Mesmerising debut of displacement and desire

Marvellously, an unparalleled five of the six titles shortlisted for this year’s Booker Prize are by female writers. One of them is also a debut novel, a remarkable achievement for The Safekeep by Yael van der Wouden. Set in a sleepy Dutch province in the early 1960’s, this meticulously plotted story introduces us to Isabel, an uptight young woman leading a lonely existence as the sole inhabitant of her childhood home. Her life is set to be irrevocably altered one sultry summer, when an uninvited guest moves in, disrupting Isabel’s quiet days of ‘small moments,’ and forcing her to confront some uncomfortable truths.

Isabel and her brothers, Louis and Hendrik, are of the generation of young adults whose parents had difficult decisions to make during the war (or had them made for them). In their case, their widowed mother had despatched them from battle-scarred Amsterdam to the bucolic Overijssel in the eastern Netherlands. Here, the family had rebuilt their lives in a home beloved by Mother for its recurring hare motif; hare figurines and crockery, patterned hares on the hearth tiles.

This leporine pattern will come to assume great significance in Isabel’s life, but in the beginning it is merely the familiar backdrop of her days. Mother is dead, her brothers prospering out in the world, while Isabel has nothing but this house, ‘nothing but these clean floors and neatly made beds.’
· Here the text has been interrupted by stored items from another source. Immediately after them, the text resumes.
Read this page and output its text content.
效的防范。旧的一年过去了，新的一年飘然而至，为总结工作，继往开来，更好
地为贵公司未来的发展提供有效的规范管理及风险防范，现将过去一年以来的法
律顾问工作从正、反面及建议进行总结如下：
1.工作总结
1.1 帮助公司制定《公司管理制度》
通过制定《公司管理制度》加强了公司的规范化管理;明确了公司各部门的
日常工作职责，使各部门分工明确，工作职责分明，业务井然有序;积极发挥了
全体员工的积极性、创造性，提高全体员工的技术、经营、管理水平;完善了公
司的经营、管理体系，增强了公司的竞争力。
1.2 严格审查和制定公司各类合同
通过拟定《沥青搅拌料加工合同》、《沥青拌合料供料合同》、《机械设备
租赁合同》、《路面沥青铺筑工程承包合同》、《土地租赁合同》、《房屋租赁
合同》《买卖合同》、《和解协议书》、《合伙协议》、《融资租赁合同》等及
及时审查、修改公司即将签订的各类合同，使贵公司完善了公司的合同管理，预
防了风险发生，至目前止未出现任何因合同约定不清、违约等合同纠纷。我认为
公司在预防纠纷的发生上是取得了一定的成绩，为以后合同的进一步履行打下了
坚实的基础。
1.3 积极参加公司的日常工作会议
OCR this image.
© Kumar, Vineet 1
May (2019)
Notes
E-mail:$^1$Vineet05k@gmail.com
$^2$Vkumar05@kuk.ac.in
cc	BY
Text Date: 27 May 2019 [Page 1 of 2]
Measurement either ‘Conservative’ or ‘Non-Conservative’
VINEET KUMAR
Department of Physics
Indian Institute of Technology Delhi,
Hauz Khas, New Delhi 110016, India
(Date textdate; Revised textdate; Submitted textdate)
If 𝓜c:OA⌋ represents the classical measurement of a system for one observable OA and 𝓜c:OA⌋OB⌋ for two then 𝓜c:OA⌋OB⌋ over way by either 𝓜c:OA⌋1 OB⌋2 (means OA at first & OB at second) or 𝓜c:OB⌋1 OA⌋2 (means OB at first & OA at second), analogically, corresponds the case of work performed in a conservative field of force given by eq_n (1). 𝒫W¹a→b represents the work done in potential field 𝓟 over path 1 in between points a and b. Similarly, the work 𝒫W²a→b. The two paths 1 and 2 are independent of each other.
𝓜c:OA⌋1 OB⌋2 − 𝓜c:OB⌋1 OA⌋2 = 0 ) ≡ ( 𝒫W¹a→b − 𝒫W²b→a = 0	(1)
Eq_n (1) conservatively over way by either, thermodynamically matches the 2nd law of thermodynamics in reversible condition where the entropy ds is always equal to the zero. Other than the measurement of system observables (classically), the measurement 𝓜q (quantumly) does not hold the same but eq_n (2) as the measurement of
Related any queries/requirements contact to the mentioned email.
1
Even this feels somewhat precarious. As Louis is the eldest son, he has been bequeathed the house. Isabel is only its custodian, until Louis decides to marry and raise a family of his own. Thankfully for Isabel, Louis is a womanising commitment-phobe and his dalliances rarely intrude upon her consciousness. Until the day he asks her to play hostess to his new lover, Eva, and a powerless Isabel is forced to watch as an interloper moves into her mother’s old bedroom, unlocking buried secrets, and changing the very fabric of her family history.

Van der Wouden’s mesmeric novel unfolds around the unsettling presence of temporary houseguest, Eva, who to Isabel’s eyes, appears a touch vulgar with her too-tight dress and painted eyebrows. Eva conveys a loud restlessness and spontaneity that both repels and compels Isabel.

Household items begin to go missing, a spoon, a silver candlestick; Isabel knows she should suspect the maid. At night, she hears Eva sobbing in her sleep. And then, something else. The brush of Eva’s hand, the dip of her waist.

Shot through with an erotic charge, Isabel and Eva’s story is very much one of time and place. At the age of almost thirty, Isabel is on a path to enlightenment, both in terms of her own sexuality and personal history. Van der Wouden tells us that she was fifteen ‘when she first heard about the camps,’ her early years memories shifting and often conflicted.

In fact, it’s Eva’s diary, revealed in the third part of the novel, that begins to tie the loose threads of this sensational story together; a compelling exploration of a lesser known episode of Dutch wartime history, the constrictions once placed on women’s lives, and a glorious sexual awakening.

An excellent shortlist choice.

The Safekeep by Yael van der Wouden is published by Viking, 272 pages.